As my play, “Woman on the Scarlet Beast,” goes public, there’s another role my director is about to assume: becoming a mother. If the baby reads the calendar, it should arrive soon after the play ends. I’m hoping it is a well-behaved child and won’t arrive before it is scheduled. In any case, I’m wondering if my director is braced for the dramatic changes about to take place in her life. Till now, theater has consumed her. How will she cope with a new actor on stage? Beautifully, I’m sure but some of her old life’s intensity is bound to pale.
While biology isn’t destiny, motherhood is a role most of women embrace with joy — that according to research done in an effort to discover why fewer women enter studies in science, technology, engineering or math (STEM).
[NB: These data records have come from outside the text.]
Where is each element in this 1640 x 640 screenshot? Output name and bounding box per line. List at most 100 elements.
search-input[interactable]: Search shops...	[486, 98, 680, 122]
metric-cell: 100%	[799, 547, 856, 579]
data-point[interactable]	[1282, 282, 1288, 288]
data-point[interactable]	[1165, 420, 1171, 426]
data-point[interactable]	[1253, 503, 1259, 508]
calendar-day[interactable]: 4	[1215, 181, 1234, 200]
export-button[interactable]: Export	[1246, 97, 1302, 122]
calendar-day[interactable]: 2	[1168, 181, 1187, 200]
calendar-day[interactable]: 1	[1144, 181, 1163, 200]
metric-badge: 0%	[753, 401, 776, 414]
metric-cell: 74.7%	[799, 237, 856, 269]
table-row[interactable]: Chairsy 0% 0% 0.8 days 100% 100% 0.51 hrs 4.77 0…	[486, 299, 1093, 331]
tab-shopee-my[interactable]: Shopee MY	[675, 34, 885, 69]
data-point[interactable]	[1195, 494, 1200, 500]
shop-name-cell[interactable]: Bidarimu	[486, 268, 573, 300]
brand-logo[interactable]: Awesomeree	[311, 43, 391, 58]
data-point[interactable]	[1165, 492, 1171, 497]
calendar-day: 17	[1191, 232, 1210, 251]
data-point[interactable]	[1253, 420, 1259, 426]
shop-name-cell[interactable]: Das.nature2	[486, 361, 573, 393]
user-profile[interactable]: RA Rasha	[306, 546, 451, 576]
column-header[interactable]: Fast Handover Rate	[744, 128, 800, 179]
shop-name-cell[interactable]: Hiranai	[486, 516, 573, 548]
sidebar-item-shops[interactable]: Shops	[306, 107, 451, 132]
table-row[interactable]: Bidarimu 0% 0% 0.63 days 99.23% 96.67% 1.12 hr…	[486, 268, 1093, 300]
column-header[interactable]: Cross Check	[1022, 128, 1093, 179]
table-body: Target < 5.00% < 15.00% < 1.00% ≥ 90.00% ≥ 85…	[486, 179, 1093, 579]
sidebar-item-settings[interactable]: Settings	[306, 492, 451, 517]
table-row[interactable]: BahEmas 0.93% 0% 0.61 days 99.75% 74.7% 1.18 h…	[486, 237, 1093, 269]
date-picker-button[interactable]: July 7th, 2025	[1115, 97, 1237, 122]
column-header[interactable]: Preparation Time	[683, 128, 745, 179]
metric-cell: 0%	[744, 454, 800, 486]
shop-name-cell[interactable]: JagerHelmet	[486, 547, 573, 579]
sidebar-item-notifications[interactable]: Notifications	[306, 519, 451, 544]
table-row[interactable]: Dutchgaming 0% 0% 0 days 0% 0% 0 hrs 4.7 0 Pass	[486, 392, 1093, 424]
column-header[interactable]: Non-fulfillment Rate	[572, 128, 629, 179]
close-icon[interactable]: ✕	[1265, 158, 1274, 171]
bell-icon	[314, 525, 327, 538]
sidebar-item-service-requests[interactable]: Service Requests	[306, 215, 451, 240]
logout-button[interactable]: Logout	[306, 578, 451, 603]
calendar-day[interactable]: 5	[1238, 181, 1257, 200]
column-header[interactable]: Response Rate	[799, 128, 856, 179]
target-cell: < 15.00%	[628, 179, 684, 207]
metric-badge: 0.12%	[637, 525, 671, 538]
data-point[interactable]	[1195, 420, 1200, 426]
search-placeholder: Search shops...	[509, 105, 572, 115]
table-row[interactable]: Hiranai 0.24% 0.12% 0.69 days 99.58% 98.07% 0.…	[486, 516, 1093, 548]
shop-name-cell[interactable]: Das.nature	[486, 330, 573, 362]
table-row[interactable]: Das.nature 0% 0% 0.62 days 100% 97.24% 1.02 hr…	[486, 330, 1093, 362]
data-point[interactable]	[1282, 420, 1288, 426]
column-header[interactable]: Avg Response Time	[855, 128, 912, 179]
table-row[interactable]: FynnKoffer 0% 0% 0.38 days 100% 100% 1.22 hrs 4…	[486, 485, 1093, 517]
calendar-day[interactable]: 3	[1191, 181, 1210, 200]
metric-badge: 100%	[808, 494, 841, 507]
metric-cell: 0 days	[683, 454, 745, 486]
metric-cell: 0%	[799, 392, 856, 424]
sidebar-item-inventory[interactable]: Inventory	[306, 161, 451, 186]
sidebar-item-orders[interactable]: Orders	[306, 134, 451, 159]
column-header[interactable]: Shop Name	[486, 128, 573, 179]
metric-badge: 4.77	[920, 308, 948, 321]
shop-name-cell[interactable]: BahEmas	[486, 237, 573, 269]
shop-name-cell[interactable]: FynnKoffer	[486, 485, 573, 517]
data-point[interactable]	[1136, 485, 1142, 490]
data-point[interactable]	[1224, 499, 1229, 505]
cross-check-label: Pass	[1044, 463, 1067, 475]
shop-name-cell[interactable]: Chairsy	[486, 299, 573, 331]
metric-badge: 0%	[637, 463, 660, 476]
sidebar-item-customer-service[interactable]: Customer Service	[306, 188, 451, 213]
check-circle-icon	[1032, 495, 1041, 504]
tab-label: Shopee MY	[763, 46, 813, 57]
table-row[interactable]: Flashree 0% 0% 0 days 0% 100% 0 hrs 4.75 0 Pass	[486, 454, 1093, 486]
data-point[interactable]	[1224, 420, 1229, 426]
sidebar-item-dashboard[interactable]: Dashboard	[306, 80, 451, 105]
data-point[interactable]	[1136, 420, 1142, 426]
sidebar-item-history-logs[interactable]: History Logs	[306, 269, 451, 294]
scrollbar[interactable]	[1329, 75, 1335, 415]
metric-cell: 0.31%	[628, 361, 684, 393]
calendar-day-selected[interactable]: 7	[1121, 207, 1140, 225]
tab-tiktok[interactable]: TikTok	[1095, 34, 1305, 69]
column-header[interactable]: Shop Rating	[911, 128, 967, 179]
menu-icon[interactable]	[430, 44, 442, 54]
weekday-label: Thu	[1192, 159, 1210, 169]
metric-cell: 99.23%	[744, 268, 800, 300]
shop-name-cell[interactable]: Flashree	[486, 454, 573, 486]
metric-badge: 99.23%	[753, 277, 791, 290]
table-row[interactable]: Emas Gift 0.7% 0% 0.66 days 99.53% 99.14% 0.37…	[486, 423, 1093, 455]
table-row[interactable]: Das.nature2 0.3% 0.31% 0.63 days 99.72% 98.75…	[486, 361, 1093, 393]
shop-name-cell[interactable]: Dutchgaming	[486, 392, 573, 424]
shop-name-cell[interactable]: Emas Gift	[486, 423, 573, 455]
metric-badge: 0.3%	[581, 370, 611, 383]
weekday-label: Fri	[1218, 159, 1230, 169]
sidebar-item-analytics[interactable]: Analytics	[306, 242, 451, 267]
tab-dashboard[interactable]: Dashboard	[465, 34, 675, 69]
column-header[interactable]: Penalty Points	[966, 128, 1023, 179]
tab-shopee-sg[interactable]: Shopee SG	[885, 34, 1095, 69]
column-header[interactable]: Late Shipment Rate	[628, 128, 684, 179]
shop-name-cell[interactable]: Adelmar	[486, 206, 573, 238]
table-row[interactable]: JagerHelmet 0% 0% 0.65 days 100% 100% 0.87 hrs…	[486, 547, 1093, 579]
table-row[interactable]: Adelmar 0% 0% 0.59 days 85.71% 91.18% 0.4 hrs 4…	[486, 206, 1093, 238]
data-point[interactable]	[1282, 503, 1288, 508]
A report, published in the Jan/Feb 2015 issue of Scientific American Mind, shows that neither ability nor social bias lies at the heart of the deficit. (Women in Science: The Path To Progress” by Stephen J. Ceci, Donna K. Ginther, Shulamit Kahn and Wendy M. Williams, Scientific American Mind, Jan/Feb. 2015 pgs. 62-69)
One reason for the dearth in STEM studies may be that women, being more motivated than men to earn high grades, tend to avoid classes that may lower their academic standing. (Ibid pg. 65.) Also, women seem to prefer people-oriented professions. (Ibid pg. 65) Having few women role models in STEM fields may also discourage enrollment. (Ibid pg. 65) But the most significant barrier could be the competitive nature of the work. Those in STEM fields are expected to do extensive research and produce a steady stream of papers, tasks which make raising a child difficult. If forced to chose between a career and their infants, women tend to chose their family. (Ibid pg. 69)
As factors that deter women from STEM studies become better known, the disciplines may learn to accommodate women’s employment needs. Some change is already at hand, flexible hours and the ability to work at home, for example. More change is likely to follow. In the meantime, it’s important to underscore that woman don’t lag behind men in the STEM studies because they lack aptitude. They are simply making a choice.